To compare the acceptability, compliance, and effectiveness of two forms of cholestyramine resin in the treatment of hypercholesterolemia in children.


Patients aged 10 to 18 years with familial hypercholesterolemia were enrolled in a randomized, crossover trial of two 8-week periods of either a pill or powder form of cholestyramine at a dose of 8 gm/day.

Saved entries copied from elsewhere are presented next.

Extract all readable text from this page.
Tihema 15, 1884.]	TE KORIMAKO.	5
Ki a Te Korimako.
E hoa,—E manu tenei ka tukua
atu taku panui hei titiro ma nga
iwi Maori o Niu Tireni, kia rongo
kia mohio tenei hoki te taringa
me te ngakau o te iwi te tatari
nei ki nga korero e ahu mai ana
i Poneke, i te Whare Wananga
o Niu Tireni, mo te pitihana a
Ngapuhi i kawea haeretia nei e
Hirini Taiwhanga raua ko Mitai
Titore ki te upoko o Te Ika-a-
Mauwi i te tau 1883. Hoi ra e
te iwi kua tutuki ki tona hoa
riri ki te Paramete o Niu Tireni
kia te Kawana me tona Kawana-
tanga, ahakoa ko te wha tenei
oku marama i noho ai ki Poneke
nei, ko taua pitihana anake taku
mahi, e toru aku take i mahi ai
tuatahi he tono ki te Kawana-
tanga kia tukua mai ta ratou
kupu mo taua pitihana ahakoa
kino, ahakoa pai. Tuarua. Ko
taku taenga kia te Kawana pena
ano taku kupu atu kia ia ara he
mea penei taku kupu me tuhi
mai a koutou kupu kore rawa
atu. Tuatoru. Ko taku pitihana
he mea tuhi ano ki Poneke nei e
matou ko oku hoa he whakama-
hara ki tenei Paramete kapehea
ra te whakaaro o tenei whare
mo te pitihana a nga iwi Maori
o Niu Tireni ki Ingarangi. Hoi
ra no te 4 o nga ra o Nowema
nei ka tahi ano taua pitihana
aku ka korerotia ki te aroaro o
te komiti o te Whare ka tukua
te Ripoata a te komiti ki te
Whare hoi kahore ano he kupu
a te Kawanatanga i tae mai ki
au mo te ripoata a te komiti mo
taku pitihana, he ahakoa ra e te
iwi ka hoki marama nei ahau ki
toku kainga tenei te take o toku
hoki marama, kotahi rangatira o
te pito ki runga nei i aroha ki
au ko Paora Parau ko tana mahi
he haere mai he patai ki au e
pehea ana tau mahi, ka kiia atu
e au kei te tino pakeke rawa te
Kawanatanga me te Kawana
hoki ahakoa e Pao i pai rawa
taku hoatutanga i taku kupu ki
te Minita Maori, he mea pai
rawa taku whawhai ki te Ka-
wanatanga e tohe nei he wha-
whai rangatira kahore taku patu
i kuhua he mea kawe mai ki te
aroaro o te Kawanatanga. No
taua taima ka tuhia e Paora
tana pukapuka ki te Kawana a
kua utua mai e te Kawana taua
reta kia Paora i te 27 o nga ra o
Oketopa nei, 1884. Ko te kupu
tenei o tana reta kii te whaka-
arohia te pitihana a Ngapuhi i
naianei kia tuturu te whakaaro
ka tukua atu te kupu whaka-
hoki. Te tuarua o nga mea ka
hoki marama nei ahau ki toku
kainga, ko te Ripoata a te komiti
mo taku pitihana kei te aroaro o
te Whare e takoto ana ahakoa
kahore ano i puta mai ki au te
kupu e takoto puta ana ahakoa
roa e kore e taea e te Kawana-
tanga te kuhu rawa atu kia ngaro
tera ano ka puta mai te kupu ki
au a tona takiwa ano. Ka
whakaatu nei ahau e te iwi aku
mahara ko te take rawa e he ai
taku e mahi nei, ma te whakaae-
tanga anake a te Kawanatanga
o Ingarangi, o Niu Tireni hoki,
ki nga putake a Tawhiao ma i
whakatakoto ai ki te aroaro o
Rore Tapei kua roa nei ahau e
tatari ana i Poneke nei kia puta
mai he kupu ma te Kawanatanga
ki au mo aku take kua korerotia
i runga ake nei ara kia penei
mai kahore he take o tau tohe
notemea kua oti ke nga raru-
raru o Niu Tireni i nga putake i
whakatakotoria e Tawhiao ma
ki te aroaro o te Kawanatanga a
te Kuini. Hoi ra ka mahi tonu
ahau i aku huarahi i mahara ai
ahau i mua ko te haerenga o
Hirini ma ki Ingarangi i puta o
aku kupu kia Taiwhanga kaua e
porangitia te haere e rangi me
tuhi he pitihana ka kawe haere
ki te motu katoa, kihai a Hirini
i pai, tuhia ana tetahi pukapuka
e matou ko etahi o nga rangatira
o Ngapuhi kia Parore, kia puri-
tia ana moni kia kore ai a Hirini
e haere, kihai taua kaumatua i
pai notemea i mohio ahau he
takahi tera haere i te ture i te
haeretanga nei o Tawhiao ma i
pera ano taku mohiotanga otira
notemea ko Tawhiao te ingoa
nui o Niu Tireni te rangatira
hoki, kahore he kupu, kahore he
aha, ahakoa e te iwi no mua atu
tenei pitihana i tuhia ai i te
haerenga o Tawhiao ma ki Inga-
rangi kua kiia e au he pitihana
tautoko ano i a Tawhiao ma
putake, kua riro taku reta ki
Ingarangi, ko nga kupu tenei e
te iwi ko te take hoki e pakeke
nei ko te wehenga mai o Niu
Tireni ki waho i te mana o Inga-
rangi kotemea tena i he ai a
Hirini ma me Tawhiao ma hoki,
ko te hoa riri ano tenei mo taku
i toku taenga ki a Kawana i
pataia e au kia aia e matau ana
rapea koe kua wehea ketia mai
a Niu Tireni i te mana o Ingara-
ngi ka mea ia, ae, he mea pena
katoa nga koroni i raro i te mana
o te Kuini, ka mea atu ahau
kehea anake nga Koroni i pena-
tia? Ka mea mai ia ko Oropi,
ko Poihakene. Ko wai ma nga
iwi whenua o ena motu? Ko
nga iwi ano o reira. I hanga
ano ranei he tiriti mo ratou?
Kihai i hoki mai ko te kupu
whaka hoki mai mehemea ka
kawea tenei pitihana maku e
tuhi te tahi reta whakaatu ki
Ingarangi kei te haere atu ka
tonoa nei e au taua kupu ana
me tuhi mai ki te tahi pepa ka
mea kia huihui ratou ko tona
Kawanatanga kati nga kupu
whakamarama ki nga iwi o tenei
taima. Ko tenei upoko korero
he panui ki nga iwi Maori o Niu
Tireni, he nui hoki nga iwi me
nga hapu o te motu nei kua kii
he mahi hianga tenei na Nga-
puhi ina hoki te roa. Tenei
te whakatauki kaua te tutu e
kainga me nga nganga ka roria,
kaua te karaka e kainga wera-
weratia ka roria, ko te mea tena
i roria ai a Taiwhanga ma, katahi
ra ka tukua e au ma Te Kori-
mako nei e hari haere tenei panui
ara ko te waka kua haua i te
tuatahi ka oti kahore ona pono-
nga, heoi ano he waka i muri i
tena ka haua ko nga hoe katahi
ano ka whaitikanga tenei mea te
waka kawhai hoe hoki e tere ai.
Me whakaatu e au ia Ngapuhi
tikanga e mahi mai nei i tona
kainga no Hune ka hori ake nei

Of 40 children enrolled, 38 completed both medication periods, with a median age of 13 years (range, 10 to 18). At the end of the study, 82% preferred the pill form, 16% the powder form and 2% neither form. Mean (+/-SD) compliance as assessed by the amount of medication taken was significantly greater for pills (61% +/- 31%) than powder (50% +/- 30%, p = 0.01). The form of the medication increased compliance by at least 25% for 16 patients (42%), 13 in favor of pills and 3 in favor of powder. Compliance was not associated with patient attitudes and perceptions of hypercholesterolemia, demographics, family history, previous experience with lipid-lowering medication, or lipid profile parameters. Significant mean reductions in low-density lipoprotein cholesterol concentrations were noted for both pills (-10% +/- 20%, p = 0.006) and powder (-15% +/- 17%, p = 0.0001), with no significant difference between forms (p = 0.16).


A change in bile acid-binding resin formulation from powder to pills significantly increases acceptability and compliance in some children with hypercholesterolemia.